たとえば、以下のように段階を分けて繰り返すことで、知識の定着を図ることができます。
- 先取り授業:学校の1〜2週間前を目安に、新単元を解説
- 学校の授業直前:理解度の確認テストを実施
- 学校の授業後:演習問題で理解をさらに深める
- 定期テスト前:単元全体のふり返りと弱点補強を行う
このように同じ内容を複数回取り扱うことで、「学習したのに忘れてしまった」という事態を防ぎ、定着しやすくなります。
ステップ3:生徒・保護者への説明とフォロー体制を整える
先取り学習は、塾の取り組み方によっては、生徒に負担やプレッシャーを与えてしまうこともあります。そのため、導入前に「なぜ先取りをするのか」「どのように進めるのか」を生徒・保護者に丁寧に伝え、不安を生じさせないための配慮・工夫が欠かせません。
たとえば、
- わからないときは、いつでも戻って復習できる
- 定着の確認を行うので、「わかったつもり」にはなりにくい
- 質問のための時間をしっかり確保する
といったプランの説明を加えることで、生徒自身が納得しながら取り組める学習スタイルに移行しやすくなるでしょう。
また、保護者への十分な説明と信頼関係の維持も、先取り導入を成功させるために大切にしたいポイントです。「このような理由で先取りを始めます」「この範囲を、この時期までに進める予定です」など、具体的な見通しやフォロー体制を、保護者にも伝えることで、塾への信頼感と安心感につながります。
先取り学習導入を、生徒だけでなく保護者の理解を得たうえでスタートすることは、成果をあげるための大前提。

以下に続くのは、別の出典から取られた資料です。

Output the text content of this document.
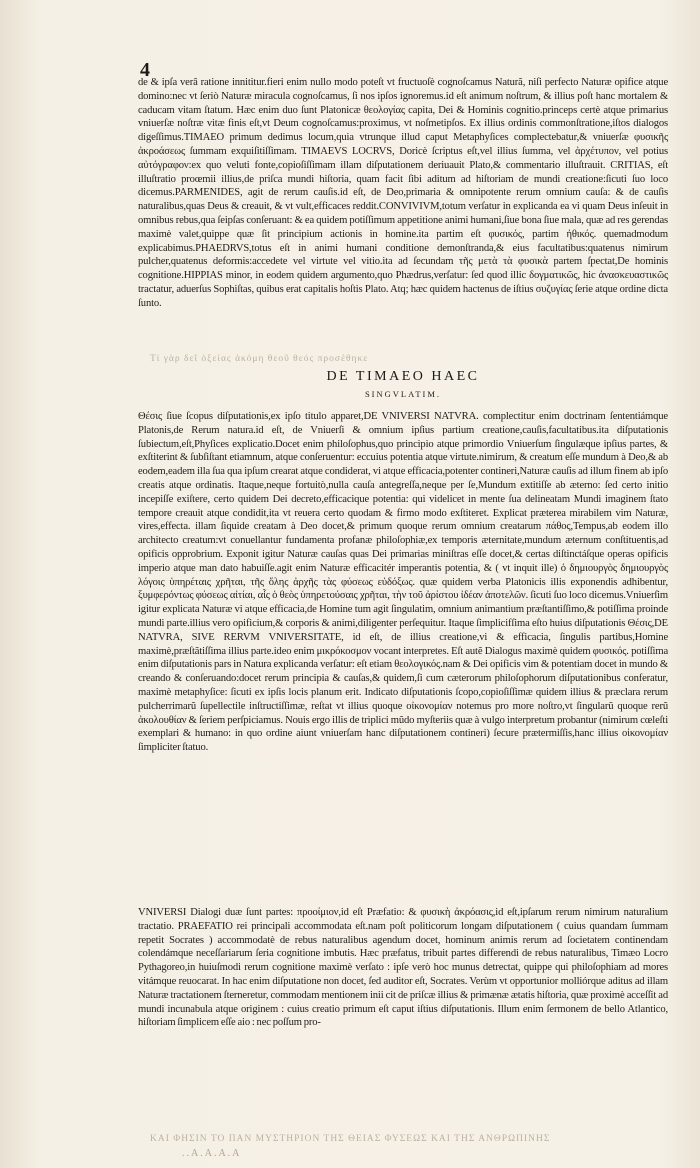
4

de & ipſa verâ ratione innititur.fieri enim nullo modo poteſt vt fructuoſè cognoſcamus Naturã, niſi perfecto Naturæ opifice atque domino:nec vt ſeriò Naturæ miracula cognoſcamus, ſi nos ipſos ignoremus.id eſt animum noſtrum, & illius poſt hanc mortalem & caducam vitam ſtatum. Hæc enim duo ſunt Platonicæ θεολογίας capita, Dei & Hominis cognitio.princeps certè atque primarius vniuerſæ noſtræ vitæ finis eſt,vt Deum cognoſcamus:proximus, vt noſmetipſos. Ex illius ordinis commonſtratione,iſtos dialogos digeſſimus.TIMAEO primum dedimus locum,quia vtrunque illud caput Metaphyſices complectebatur,& vniuerſæ φυσικῆς ἀκροάσεως ſummam exquiſitiſſimam. TIMAEVS LOCRVS, Doricè ſcriptus eſt,vel illius ſumma, vel ἀρχέτυπον, vel potius αὐτόγραφον:ex quo veluti fonte,copioſiſſimam illam diſputationem deriuauit Plato,& commentario illuſtrauit. CRITIAS, eſt illuſtratio proœmii illius,de priſca mundi hiſtoria, quam facit ſibi aditum ad hiſtoriam de mundi creatione:ſicuti ſuo loco dicemus.PARMENIDES, agit de rerum cauſis.id eſt, de Deo,primaria & omnipotente rerum omnium cauſa: & de cauſis naturalibus,quas Deus & creauit, & vt vult,efficaces reddit.CONVIVIVM,totum verſatur in explicanda ea vi quam Deus inſeuit in omnibus rebus,qua ſeipſas conſeruant: & ea quidem potiſſimum appetitione animi humani,ſiue bona ſiue mala, quæ ad res gerendas maximè valet,quippe quæ ſit principium actionis in homine.ita partim eſt φυσικός, partim ἠθικός. quemadmodum explicabimus.PHAEDRVS,totus eſt in animi humani conditione demonſtranda,& eius facultatibus:quatenus nimirum pulcher,quatenus deformis:accedete vel virtute vel vitio.ita ad ſecundam τῆς μετὰ τὰ φυσικὰ partem ſpectat,De hominis cognitione.HIPPIAS minor, in eodem quidem argumento,quo Phædrus,verſatur: ſed quod illic δογματικῶς, hic ἀνασκευαστικῶς tractatur, aduerſus Sophiſtas, quibus erat capitalis hoſtis Plato. Atq; hæc quidem hactenus de iſtius συζυγίας ſerie atque ordine dicta ſunto.

Τί γὰρ δεῖ ὀξείας ἀκόμη θεοῦ θεός προσέθηκε

DE TIMAEO HAEC

SINGVLATIM.

Θέσις ſiue ſcopus diſputationis,ex ipſo titulo apparet,DE VNIVERSI NATVRA. complectitur enim doctrinam ſententiámque Platonis,de Rerum natura.id eſt, de Vniuerſi & omnium ipſius partium creatione,cauſis,facultatibus.ita diſputationis ſubiectum,eſt,Phyſices explicatio.Docet enim philoſophus,quo principio atque primordio Vniuerſum ſingulæque ipſius partes, & exſtiterint & ſubſiſtant etiamnum, atque conſeruentur: eccuius potentia atque virtute.nimirum, & creatum eſſe mundum à Deo,& ab eodem,eadem illa ſua qua ipſum crearat atque condiderat, vi atque efficacia,potenter contineri,Naturæ cauſis ad illum finem ab ipſo creatis atque ordinatis. Itaque,neque fortuitò,nulla cauſa antegreſſa,neque per ſe,Mundum extitiſſe ab æterno: ſed certo initio incepiſſe exiſtere, certo quidem Dei decreto,efficacique potentia: qui videlicet in mente ſua delineatam Mundi imaginem ſtato tempore creauit atque condidit,ita vt reuera certo quodam & firmo modo exſtiteret. Explicat præterea mirabilem vim Naturæ, vires,effecta. illam ſiquide creatam à Deo docet,& primum quoque rerum omnium creatarum πάθος,Tempus,ab eodem illo architecto creatum:vt conuellantur fundamenta profanæ philoſophiæ,ex temporis æternitate,mundum æternum conſtituentis,ad opificis opprobrium. Exponit igitur Naturæ cauſas quas Dei primarias miniſtras eſſe docet,& certas diſtinctáſque operas opificis imperio atque man dato habuiſſe.agit enim Naturæ efficacitér imperantis potentia, & ( vt inquit ille) ὁ δημιουργὸς δημιουργὸς λόγοις ὑπηρέταις χρῆται, τῆς ὅλης ἀρχῆς τὰς φύσεως εὐδόξως. quæ quidem verba Platonicis illis exponendis adhibentur, ξυμφερόντως φύσεως αἰτίαι, αἷς ὁ θεὸς ὑπηρετούσαις χρῆται, τὴν τοῦ ἀρίστου ἰδέαν ἀποτελῶν. ſicuti ſuo loco dicemus.Vniuerſim igitur explicata Naturæ vi atque efficacia,de Homine tum agit ſingulatim, omnium animantium præſtantiſſimo,& potiſſima proinde mundi parte.illius vero opificium,& corporis & animi,diligenter perſequitur. Itaque ſimplicifſima eſto huius diſputationis Θέσις,DE NATVRA, SIVE RERVM VNIVERSITATE, id eſt, de illius creatione,vi & efficacia, ſingulis partibus,Homine maximè,præſtãtiſſima illius parte.ideo enim μικρόκοσμον vocant interpretes. Eſt autẽ Dialogus maximè quidem φυσικός. potiſſima enim diſputationis pars in Natura explicanda verſatur: eſt etiam θεολογικός.nam & Dei opificis vim & potentiam docet in mundo & creando & conſeruando:docet rerum principia & cauſas,& quidem,ſi cum cæterorum philoſophorum diſputationibus conferatur, maximè metaphyſice: ſicuti ex ipſis locis planum erit. Indicato diſputationis ſcopo,copioſiſſimæ quidem illius & præclara rerum pulcherrimarũ ſupellectile inſtructiſſimæ, reſtat vt illius quoque οἰκονομίαν notemus pro more noſtro,vt ſingularũ quoque rerũ ἀκολουθίαν & ſeriem perſpiciamus. Nouis ergo illis de triplici mũdo myſteriis quæ à vulgo interpretum probantur (nimirum cœleſti exemplari & humano: in quo ordine aiunt vniuerſam hanc diſputationem contineri) ſecure prætermiſſis,hanc illius οἰκονομίαν ſimpliciter ſtatuo.

VNIVERSI Dialogi duæ ſunt partes: προοίμιον,id eſt Præfatio: & φυσικὴ ἀκρόασις,id eſt,ipſarum rerum nimirum naturalium tractatio. PRAEFATIO rei principali accommodata eſt.nam poſt politicorum longam diſputationem ( cuius quandam ſummam repetit Socrates ) accommodatè de rebus naturalibus agendum docet, hominum animis rerum ad ſocietatem continendam colendámque neceſſariarum ſeria cognitione imbutis. Hæc præfatus, tribuit partes differendi de rebus naturalibus, Timæo Locro Pythagoreo,in huiuſmodi rerum cognitione maximè verſato : ipſe verò hoc munus detrectat, quippe qui philoſophiam ad mores vitámque reuocarat. In hac enim diſputatione non docet, ſed auditor eſt, Socrates. Verùm vt opportunior molliórque aditus ad illam Naturæ tractationem ſterneretur, commodam mentionem inii cit de priſcæ illius & primænæ ætatis hiſtoria, quæ proximè acceſſit ad mundi incunabula atque originem : cuius creatio primum eſt caput iſtius diſputationis. Illum enim ſermonem de bello Atlantico, hiſtoriam ſimplicem eſſe aio : nec poſſum pro-

ΚΑΙ ΦΗΣΙΝ ΤΟ ΠΑΝ ΜΥΣΤΗΡΙΟΝ ΤΗΣ ΘΕΙΑΣ ΦΥΣΕΩΣ ΚΑΙ ΤΗΣ ΑΝΘΡΩΠΙΝΗΣ
..A.A.A.A
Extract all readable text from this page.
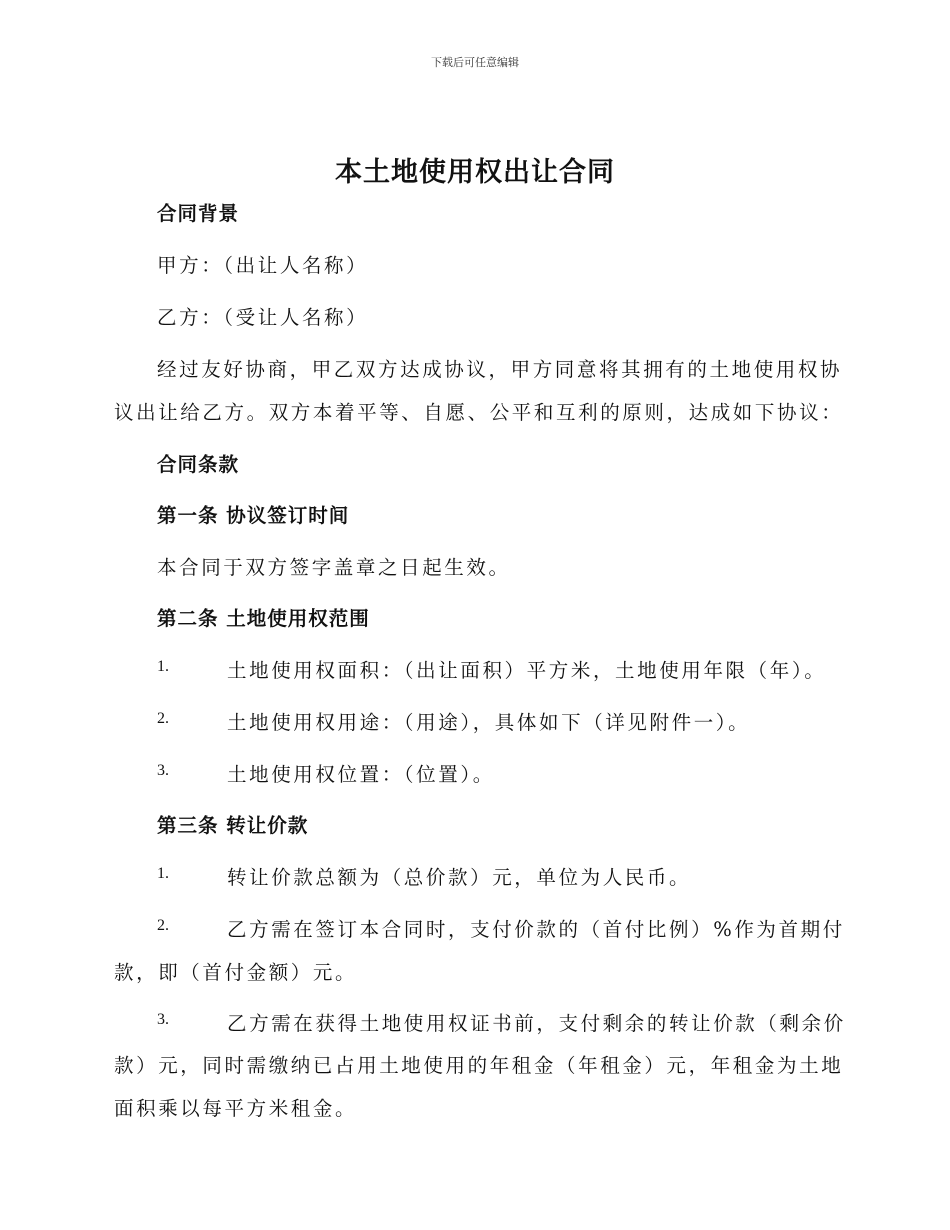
下载后可任意编辑
本土地使用权出让合同
合同背景
甲方：（出让人名称）
乙方：（受让人名称）
经过友好协商，甲乙双方达成协议，甲方同意将其拥有的土地使用权协
议出让给乙方。双方本着平等、自愿、公平和互利的原则，达成如下协议：
合同条款
第一条 协议签订时间
本合同于双方签字盖章之日起生效。
第二条 土地使用权范围
1.	土地使用权面积：（出让面积）平方米，土地使用年限（年）。
2.	土地使用权用途：（用途），具体如下（详见附件一）。
3.	土地使用权位置：（位置）。
第三条 转让价款
1.	转让价款总额为（总价款）元，单位为人民币。
2.	乙方需在签订本合同时，支付价款的（首付比例）%作为首期付
款，即（首付金额）元。
3.	乙方需在获得土地使用权证书前，支付剩余的转让价款（剩余价
款）元，同时需缴纳已占用土地使用的年租金（年租金）元，年租金为土地
面积乘以每平方米租金。
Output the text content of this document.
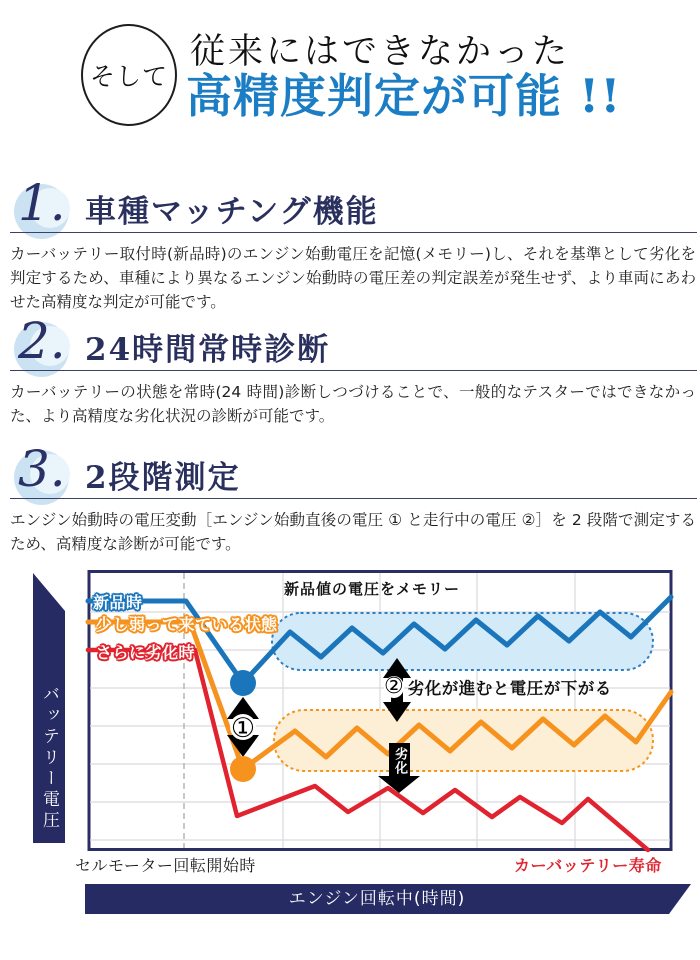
そして
従来にはできなかった
高精度判定が可能 !!
1. 車種マッチング機能
カーバッテリー取付時(新品時)のエンジン始動電圧を記憶(メモリー)し、それを基準として劣化を判定するため、車種により異なるエンジン始動時の電圧差の判定誤差が発生せず、より車両にあわせた高精度な判定が可能です。
2. 24時間常時診断
カーバッテリーの状態を常時(24 時間)診断しつづけることで、一般的なテスターではできなかった、より高精度な劣化状況の診断が可能です。
3. 2段階測定
エンジン始動時の電圧変動［エンジン始動直後の電圧 ① と走行中の電圧 ②］を 2 段階で測定するため、高精度な診断が可能です。
①
バッテリー電圧
新品時
少し弱って来ている状態
さらに劣化時
新品値の電圧をメモリー
② 劣化が進むと電圧が下がる
劣化
セルモーター回転開始時	カーバッテリー寿命
エンジン回転中(時間)
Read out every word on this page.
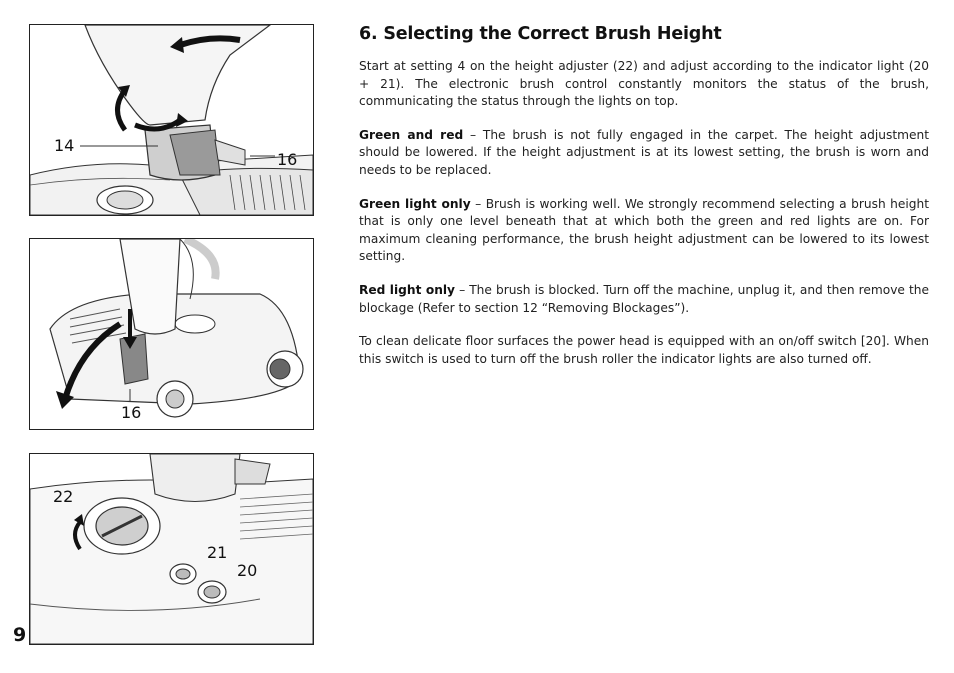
14
16
16
22
21
20
9
6. Selecting the Correct Brush Height

Start at setting 4 on the height adjuster (22) and adjust according to the indicator light (20 + 21). The electronic brush control constantly monitors the status of the brush, communicating the status through the lights on top.

Green and red – The brush is not fully engaged in the carpet. The height adjustment should be lowered. If the height adjustment is at its lowest setting, the brush is worn and needs to be replaced.

Green light only – Brush is working well. We strongly recommend selecting a brush height that is only one level beneath that at which both the green and red lights are on. For maximum cleaning performance, the brush height adjustment can be lowered to its lowest setting.

Red light only – The brush is blocked. Turn off the machine, unplug it, and then remove the blockage (Refer to section 12 “Removing Blockages”).

To clean delicate floor surfaces the power head is equipped with an on/off switch [20]. When this switch is used to turn off the brush roller the indicator lights are also turned off.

塾としての取り組みを、保護者との連携で軌道に乗せる気持ちで、先取りのためのフォロー体制を整えていきましょう。
目的に応じた設計で、先取り学習を効果的に活かそう
中学生の先取り学習は、生徒の理解度やモチベーション、教科ごとの特性に配慮しながら進めることで、大きな成果につながる可能性を秘めています。
特に英語や数学といった積み上げ型の教科では、先取りによって早めに基礎を固めることで、応用力や入試対策へのスムーズな移行が期待できるでしょう。
大切なのは、先取りを「誰に・何のために行うのか」という視点を持ち、生徒一人ひとりの特性やクラスの状況に合わせて、柔軟にカリキュラムを設計することです。そのうえで、つねに丁寧なフォローを心がけ、生徒と保護者に安心感を与えることで、先取り学習の効果をより高められるでしょう。
「よくわかった」「できた」という自信につながる実感を生徒が積み重ねられるよう、自塾の方針に合わせて、効果的な先取り学習の導入をご検討ください。